Je parlais d’un « art de vivre » qu’il faudrait enseigner. J’y mettrais cette règle : « faire plaisir. » Elle me fut proposée par un homme que j’ai connu assez vif de ton, et qui a réformé son caractère. Une telle règle étonne au premier moment. Faire plaisir, n’est-ce pas être menteur, flatteur, courtisan ? Entendons bien la règle ; il s’agit de faire plaisir toutes les fois que cela est possible sans mensonge ni bassesse. Or, presque toujours cela nous est possible. Quand nous disons quelque vérité désagréable, avec une voix aigre et le sang au visage, ce n’est qu’un mouvement d’humeur, ce n’est qu’une courte maladie que nous ne savons pas soigner ; en vain nous voulons ensuite y avoir mis du courage ; cela est douteux, si nous n’avons risqué beaucoup, et, d’abord, si nous n’avons pas délibéré. D’où je tirerais ce principe de morale : « Ne sois jamais insolent que par volonté délibérée, et seulement à l’égard d’un homme plus puissant que toi. » Mais sans doute vaut-il mieux dire le vrai sans forcer le ton, et même, dans le vrai, choisir ce qui est louable.
Il y a à louer presque dans tout ; car les vrais mobiles, nous les ignorons toujours, et il n’en coûte rien de supposer plutôt modération que lâcheté, plutôt amitié que prudence. Surtout avec les jeunes, mettez tout au mieux dans ce qui n’est que supposition, et faites-leur un beau portrait d’eux-mêmes ; ils se croiront ainsi ; ils seront bientôt ainsi ; au lieu que la critique ne sert jamais à rien. Par exemple, si c’est un poète, retenez et citez les plus beaux vers ; si c’est un politique, louez-le pour tout le mal qu’il n’a pas fait.
Il me revient ici un récit d’école maternelle. Un tout petit garnement, qui ne faisait jusque-là que mauvaises farces et gribouillage, un jour fit proprement le tiers d’une page de bâtons. La maîtresse passait dans les bancs et donnait des bons points ; comme elle ne remarquait seulement pas ce tiers de page tracé avec tant de peine : « Ah ben m…, alors ! » dit le petit garnement ; et il dit la chose tout crûment, car cette école n’est pas au faubourg Saint-Germain. Sur quoi la maîtresse revint à lui, et lui donna un bon point sans autre commentaire ; il s’agissait de bâtons et non de beau langage.

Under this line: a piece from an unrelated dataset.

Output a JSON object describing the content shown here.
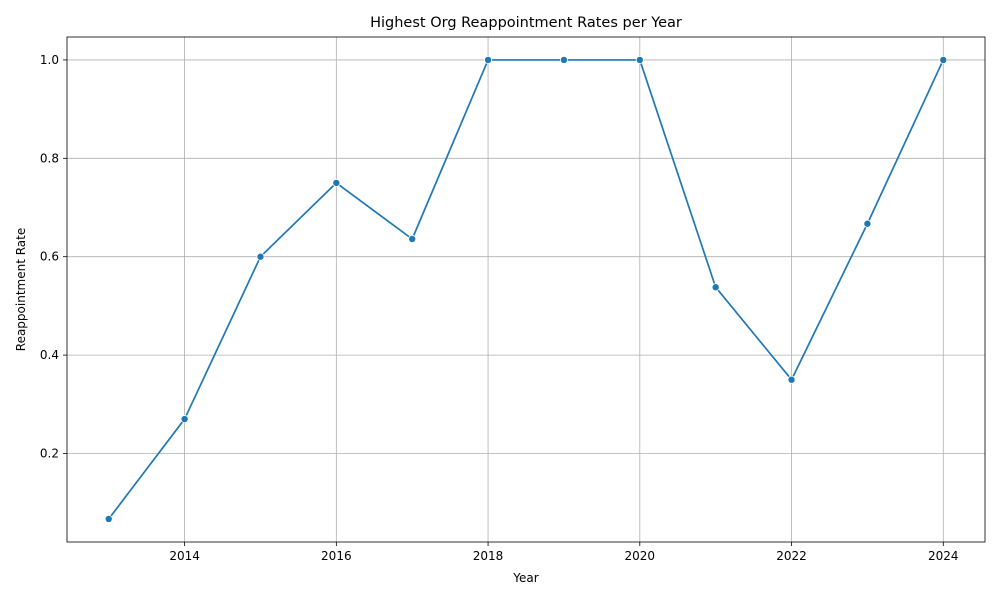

Mais ce sont des cas difficiles. Il y en a tant d’autres où l’on peut toujours, sans hésitation, sourire et se montrer poli et prévenant. Si l’on vous bouscule un peu dans une foule, ayez comme règle d’en rire ; le rire dissout la bousculade, car chacun rougit d’une petite colère qui lui venait. Et vous, vous échappez peut-être à une grande colère, c’est-à-dire à une petite maladie.
C’est ainsi que je concevrais la politesse ; ce n’est qu’une gymnastique contre les passions. Être poli c’est dire ou signifier, par tous ses gestes et par toutes ses paroles : « Ne nous irritons pas ; ne gâtons pas ce moment de notre vie ». Est-ce donc bonté évangélique ? Non. Je ne pousserais point jusque-là ; il arrive que la bonté est indiscrète et humilie. La vraie politesse est plutôt dans une joie contagieuse, qui adoucit tous les frottements. Et cette politesse n’est guère enseignée. Dans ce que l’on appelle la société polie, j’ai vu bien des dos courbés, mais je n’ai jamais vu un homme poli.